A little backstory to this… I am taking a marketing class this fall semester of my sophomore year of college. Right now we’re looking at the generations and the character developments through each generation starting with Veterans up to the current Millennials.
The main focus has been what influence technology has had and how it has affected generations overall and in the sense of how to market to each generation. What information I gathered from this topic started my thinking into how my generation is seen with our connection to technology.
If you ask anyone from the Veteran stage through Generation Y about technological developments and how they see the current generation using it to its highest advantage, you might get some hateful comments as well as feelings of fear to where our world is heading.
If you ask my generation how they think they use technology every day, they will probably see themselves as being “tech-savvy” and developmental.
However, if you truly think about how technology is used and how many people truly understand the software and mechanics behind it all, we aren’t very tech savvy at all.
Today, kids starting at age five all the way to mid-twenties have an understanding of maneuvering their way through computer software and know how to use apps on their phones to a general degree but only a small percentage truly understand the mechanics and how to use them to their highest ability.
Older generations might view Millennials as tech-savvy if they have a higher knowledge of how to communicate through a mobile phone multiple ways or can access more applications on an iPad or tablet than to most people in older generations we can seem “tech-savvy.” However, our generation falls to the more dependent side then savvy side.

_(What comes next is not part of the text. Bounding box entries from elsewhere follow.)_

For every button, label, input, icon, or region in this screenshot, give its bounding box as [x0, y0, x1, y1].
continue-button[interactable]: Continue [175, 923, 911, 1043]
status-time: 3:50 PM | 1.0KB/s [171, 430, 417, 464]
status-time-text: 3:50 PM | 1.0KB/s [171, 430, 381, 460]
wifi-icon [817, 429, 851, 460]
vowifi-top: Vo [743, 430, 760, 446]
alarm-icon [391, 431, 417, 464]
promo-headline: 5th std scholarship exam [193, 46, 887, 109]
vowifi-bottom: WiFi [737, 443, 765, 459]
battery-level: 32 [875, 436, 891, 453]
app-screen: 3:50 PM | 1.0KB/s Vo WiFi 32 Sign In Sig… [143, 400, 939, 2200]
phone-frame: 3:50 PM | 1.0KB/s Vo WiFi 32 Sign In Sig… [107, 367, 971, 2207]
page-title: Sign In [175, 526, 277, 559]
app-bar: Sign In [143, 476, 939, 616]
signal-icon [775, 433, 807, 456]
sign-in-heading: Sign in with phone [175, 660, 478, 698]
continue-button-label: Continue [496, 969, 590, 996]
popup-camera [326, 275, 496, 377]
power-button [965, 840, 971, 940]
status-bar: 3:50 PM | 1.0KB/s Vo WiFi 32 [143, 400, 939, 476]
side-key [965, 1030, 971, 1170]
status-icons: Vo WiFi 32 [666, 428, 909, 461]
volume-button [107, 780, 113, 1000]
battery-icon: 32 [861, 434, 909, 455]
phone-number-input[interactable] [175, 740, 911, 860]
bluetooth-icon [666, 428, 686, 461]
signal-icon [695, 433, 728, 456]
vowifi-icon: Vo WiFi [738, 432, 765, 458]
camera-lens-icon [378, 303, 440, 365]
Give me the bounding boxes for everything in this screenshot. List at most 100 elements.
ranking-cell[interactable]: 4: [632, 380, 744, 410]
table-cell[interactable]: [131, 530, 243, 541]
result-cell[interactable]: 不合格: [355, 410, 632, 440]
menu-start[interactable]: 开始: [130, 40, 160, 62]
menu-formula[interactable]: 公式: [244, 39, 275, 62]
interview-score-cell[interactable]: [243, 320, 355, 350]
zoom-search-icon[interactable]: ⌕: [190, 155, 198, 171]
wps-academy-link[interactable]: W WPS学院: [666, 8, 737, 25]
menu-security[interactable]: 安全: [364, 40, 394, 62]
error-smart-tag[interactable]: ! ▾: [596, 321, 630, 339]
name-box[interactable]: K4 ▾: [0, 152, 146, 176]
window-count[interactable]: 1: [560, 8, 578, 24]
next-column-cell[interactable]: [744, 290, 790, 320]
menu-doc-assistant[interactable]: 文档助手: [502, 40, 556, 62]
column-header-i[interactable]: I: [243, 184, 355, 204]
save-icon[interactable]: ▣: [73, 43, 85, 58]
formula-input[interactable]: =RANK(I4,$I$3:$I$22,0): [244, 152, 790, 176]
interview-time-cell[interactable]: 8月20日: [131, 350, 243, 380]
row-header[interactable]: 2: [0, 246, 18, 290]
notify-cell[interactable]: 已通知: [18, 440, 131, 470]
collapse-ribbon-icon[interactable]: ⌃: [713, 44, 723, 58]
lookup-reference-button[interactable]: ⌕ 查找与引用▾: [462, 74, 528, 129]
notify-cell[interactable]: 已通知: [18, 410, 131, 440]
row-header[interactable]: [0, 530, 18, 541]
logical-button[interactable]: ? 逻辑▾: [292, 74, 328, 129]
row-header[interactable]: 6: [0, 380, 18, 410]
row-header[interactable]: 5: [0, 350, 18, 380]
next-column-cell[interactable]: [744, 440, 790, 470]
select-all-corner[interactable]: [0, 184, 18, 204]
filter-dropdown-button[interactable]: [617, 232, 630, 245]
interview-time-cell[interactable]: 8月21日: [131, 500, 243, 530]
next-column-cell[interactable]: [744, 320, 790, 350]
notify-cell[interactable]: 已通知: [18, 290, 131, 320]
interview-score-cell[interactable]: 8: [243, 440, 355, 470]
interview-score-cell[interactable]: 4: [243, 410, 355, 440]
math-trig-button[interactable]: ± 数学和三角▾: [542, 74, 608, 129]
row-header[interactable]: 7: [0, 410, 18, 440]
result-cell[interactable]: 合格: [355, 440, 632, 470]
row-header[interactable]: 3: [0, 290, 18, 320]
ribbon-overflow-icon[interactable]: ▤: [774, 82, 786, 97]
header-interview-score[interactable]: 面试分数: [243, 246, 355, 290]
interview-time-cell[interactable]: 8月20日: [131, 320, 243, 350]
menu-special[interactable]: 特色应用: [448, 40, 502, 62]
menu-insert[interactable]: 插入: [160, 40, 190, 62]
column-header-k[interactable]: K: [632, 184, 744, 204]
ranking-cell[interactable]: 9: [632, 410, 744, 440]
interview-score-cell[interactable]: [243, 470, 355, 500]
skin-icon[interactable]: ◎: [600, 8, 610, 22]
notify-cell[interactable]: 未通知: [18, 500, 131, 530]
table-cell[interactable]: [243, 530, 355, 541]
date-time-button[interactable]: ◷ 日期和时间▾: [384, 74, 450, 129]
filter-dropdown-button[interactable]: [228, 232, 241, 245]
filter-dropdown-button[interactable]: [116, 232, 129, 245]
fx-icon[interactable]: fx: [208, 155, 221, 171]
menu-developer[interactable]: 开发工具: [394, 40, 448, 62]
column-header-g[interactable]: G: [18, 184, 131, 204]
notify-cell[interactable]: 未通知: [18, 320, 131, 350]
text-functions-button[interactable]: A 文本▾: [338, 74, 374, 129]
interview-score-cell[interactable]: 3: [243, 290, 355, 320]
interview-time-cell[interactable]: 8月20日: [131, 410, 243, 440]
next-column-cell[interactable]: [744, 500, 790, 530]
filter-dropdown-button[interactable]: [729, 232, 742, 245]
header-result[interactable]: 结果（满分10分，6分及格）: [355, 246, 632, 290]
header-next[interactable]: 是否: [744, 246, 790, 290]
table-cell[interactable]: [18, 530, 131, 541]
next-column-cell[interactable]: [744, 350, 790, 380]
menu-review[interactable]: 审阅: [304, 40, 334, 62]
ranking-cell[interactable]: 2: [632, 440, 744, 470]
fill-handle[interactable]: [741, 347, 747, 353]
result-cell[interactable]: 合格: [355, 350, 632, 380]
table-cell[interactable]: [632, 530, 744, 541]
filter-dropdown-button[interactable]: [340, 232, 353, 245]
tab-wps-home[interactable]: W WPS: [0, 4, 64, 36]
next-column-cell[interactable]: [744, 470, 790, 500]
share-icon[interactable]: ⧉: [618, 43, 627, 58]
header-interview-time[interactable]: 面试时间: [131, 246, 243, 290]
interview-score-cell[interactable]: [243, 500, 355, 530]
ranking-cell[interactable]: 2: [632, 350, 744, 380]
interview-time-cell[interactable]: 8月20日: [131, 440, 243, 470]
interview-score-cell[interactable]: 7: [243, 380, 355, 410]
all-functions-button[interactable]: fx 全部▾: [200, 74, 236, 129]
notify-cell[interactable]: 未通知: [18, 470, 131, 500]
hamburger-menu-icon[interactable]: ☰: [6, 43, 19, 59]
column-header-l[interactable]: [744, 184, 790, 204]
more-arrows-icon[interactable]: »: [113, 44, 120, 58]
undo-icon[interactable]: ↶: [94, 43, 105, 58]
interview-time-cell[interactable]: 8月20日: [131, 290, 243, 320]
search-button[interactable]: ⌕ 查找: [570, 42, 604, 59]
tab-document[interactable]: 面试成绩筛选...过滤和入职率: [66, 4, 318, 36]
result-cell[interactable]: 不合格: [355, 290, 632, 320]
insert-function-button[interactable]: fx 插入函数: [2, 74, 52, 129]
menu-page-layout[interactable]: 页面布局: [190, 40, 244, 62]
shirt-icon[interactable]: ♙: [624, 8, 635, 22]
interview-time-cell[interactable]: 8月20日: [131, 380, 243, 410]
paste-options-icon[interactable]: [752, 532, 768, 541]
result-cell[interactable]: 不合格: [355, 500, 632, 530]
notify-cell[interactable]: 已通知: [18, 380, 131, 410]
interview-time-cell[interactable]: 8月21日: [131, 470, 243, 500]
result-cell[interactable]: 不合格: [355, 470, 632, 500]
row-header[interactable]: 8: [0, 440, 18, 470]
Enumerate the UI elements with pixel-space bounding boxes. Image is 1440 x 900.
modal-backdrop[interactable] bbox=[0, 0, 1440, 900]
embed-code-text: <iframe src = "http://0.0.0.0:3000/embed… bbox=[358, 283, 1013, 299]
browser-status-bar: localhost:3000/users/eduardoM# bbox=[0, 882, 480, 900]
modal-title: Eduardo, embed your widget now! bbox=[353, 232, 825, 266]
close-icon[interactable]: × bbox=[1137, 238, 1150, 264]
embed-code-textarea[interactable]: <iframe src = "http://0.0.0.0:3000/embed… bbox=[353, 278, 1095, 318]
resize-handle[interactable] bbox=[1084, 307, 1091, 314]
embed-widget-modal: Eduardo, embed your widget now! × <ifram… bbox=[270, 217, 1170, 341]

I am guilty of constantly checking my phone or walking with my nose in my phone on the way to class, but I could not tell you two facts of what is happening inside the pocket sized device. If our generation was more tech-savvy than tech-dependent, it would allow for those in school to become more interested in learning behind the scenes information starting with devices and evolving into more interests that can develop better learning skills overall.
Overall, I think it is important for not just older generations, but the Millennials, that we are not truly tech-savvy, but tech-dependent.
If we can pull traits of previous generations' appropriate use of our phones and tablets and such, then we could put forth more effort and time to a passion we have ourselves and become a true “expert” in our own field, with less reliance on media and what others are doing and using it more for communication and reaching others directly. This isn’t the impossible to separate ourselves from technology a little bit, but it does take some will power, which is something everyone is capable of.